Templating

Templates are used in output and script in process definition.

Template engines

By default, pipen uses liquid template engine to render the output and script. You can also switch the template engine to jinja2 by specifying:

template = "jinja2"

in one of the configuration files, or in the Pipen constructor:

pipeline = Pipen(..., template="jinja2", ...)

or in the process definition

class MyProcess(Proc):
    ...
    template = "jinja2" # overwrite the global template engine

Besides specifying the name of a template engine, you can also specify a subclass pipen.template.Template as a template engine. This enables us to use our own template engine. You just have to wrap then use a subclass of pipen.template.Template. For example, if you want to use mako:

from mako.template import Template as MakoTemplate
from pipen.template import Template

class TemplateMako(Template):

    def __init__(self, source, **kwargs):
        super().__init__(source)
        self.engine = MakoTemplate(source, **kwargs)

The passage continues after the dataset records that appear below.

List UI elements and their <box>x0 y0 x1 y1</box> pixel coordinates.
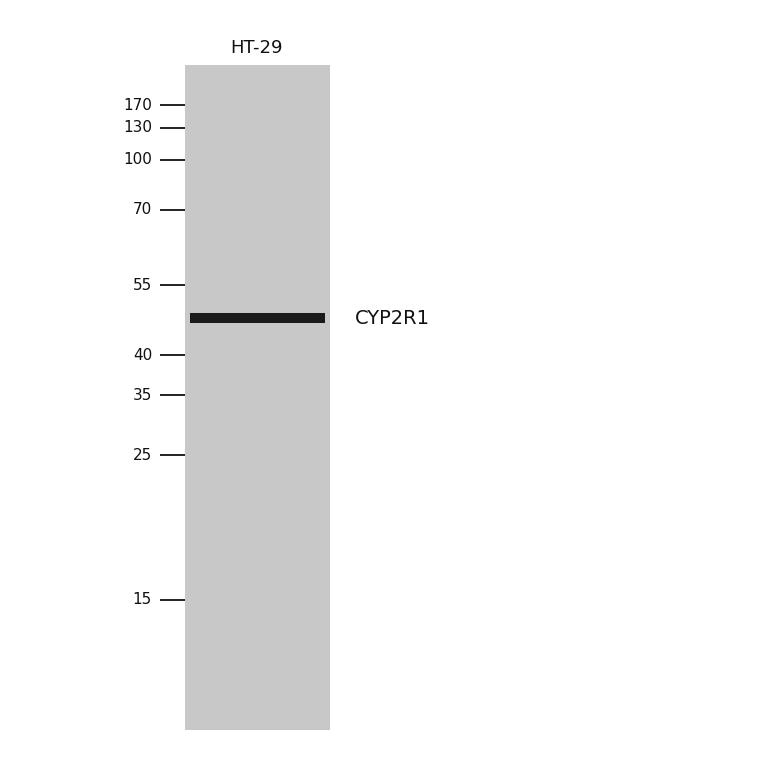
Text: 100: 100 <box>123 153 152 167</box>
Text: 70: 70 <box>133 202 152 218</box>
Text: HT-29: HT-29 <box>231 39 283 57</box>
Text: CYP2R1: CYP2R1 <box>355 309 430 328</box>
Text: 40: 40 <box>133 348 152 362</box>
Bar <box>190 313 325 323</box>
Text: 130: 130 <box>123 121 152 135</box>
Text: 170: 170 <box>123 98 152 112</box>
Text: 25: 25 <box>133 448 152 462</box>
Text: 35: 35 <box>133 387 152 403</box>
Text: 55: 55 <box>133 277 152 293</box>
Bar <box>185 65 330 730</box>
Text: 15: 15 <box>133 593 152 607</box>
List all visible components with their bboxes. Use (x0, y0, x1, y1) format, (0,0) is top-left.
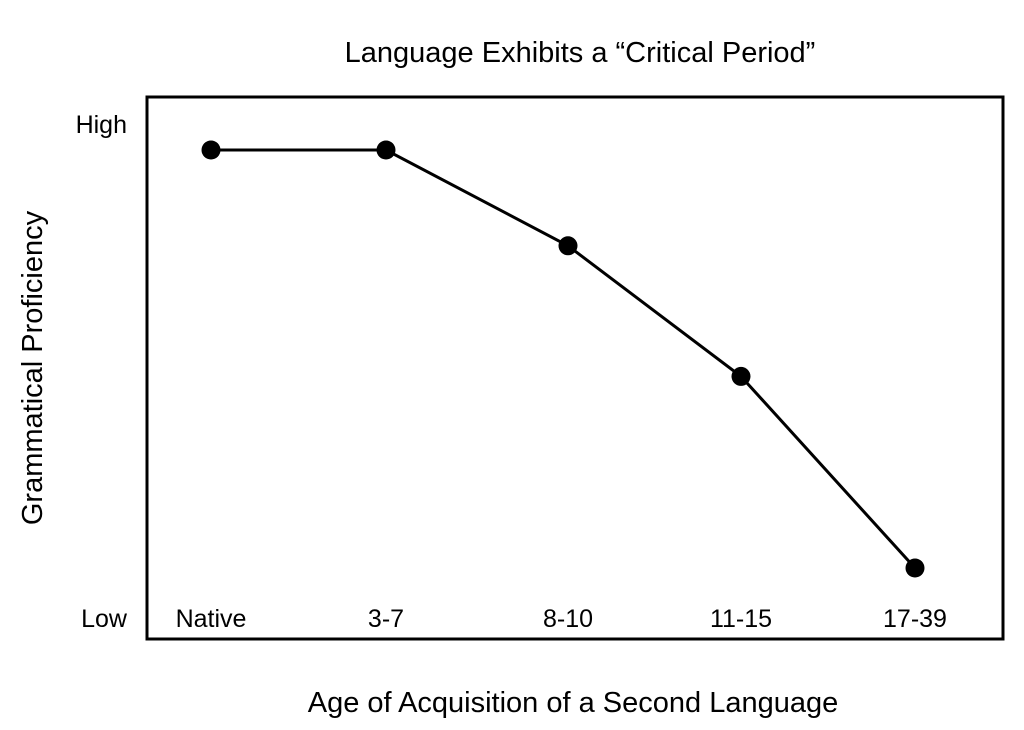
x-tick-label: 3-7 (368, 605, 404, 633)
data-point (731, 366, 751, 386)
data-point (376, 140, 396, 160)
y-tick-high: High (76, 111, 127, 139)
data-point (558, 236, 578, 256)
x-tick-label: 17-39 (883, 605, 947, 633)
y-tick-low: Low (81, 605, 128, 633)
series-line (211, 148, 917, 570)
series-proficiency (201, 140, 925, 578)
x-tick-label: Native (176, 605, 247, 633)
y-axis-label: Grammatical Proficiency (17, 210, 49, 525)
data-point (905, 558, 925, 578)
x-axis-label: Age of Acquisition of a Second Language (308, 687, 838, 719)
data-point (201, 140, 221, 160)
plot-frame (145, 95, 1005, 641)
chart-title: Language Exhibits a “Critical Period” (345, 37, 816, 69)
x-tick-label: 11-15 (710, 605, 772, 633)
x-tick-labels: Native 3-7 8-10 11-15 17-39 (176, 605, 947, 633)
x-tick-label: 8-10 (543, 605, 593, 633)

    def _render(self, data):
        return self.engine.render(**data)

# Use it for a process
from pipen import Proc

class MyProcess(Proc):
    template = TemplateMako
    ... # other configurations

The template_opts configuration is used to pass to TemplateMako constructor. The values is passed by to the MakoTemplate constructor.

You can also register the template as a plugin of pipen:

In pyproject.toml:

[tool.poetry.plugins.pipen_tpl]
mako = "pipen_mako:pipen_mako"

Or in setup.py:

setup(
    ...,
    entry_points={"pipen_tpl": ["pipen_mako:pipen_mako"]},
)

Then in pipen_mako.py of your package:

def pipen_mako():
    # TemplateMako is defined as the above
    return TemplateMako

Rendering data

There are some data shared to render both output and script. However, there are some different. One of the obvious reasons is that, the script template can use the output data to render.

`output`

The data to render the output:

Name	Description
`job.index`	The index of the job, 0-based
`job.metadir`¹	The directory where job metadata is saved, typically `<pipeline-workdir>/<pipeline-name>/<proc-name>/<job.index>/`
`job.outdir`¹	*The output directory of the job: `<pipeline-workdir>/<pipeline-name>/<proc-name>/<job.index>/output`
`job.stdout_file`¹	The file that saves the stdout of the job
`job.stderr_file`¹	The file that saves the stderr of the job
`in`	The input data of the job. You can use `in.<input-key>`¹ to access the data for each input key
`proc`	The process object, used to access their properties, such as `proc.workdir`
`envs`	The `envs` of the process

*: If the process is an end process, it will be a symbolic link to <pipeline-outdir>/<process-name>/<job.index>. When the process has only a single job, the <job.index> is also omitted.

`script`

All the data used to render output can also be used to render script. Addtionally, the rendered output can also be used to render script. For example:

class MyProcess(Proc):
    input = "in"
    output = "outfile:file:{{in.in}}.txt"
    script = "echo {{in.in}} > {{out.outfile}}"
    ... # other configurations

With input data ["a"], the script is rendered as echo a > <job.outdir>/a.txt

¹ The paths are MountedPath objects, which represent paths of jobs and it is useful when a job is running in a remote system (a VM, a container, etc.), where we need to mount the paths into the remote system. It has an attribute spec to get the specified path. When there is no mountings, it is the same as the path itself.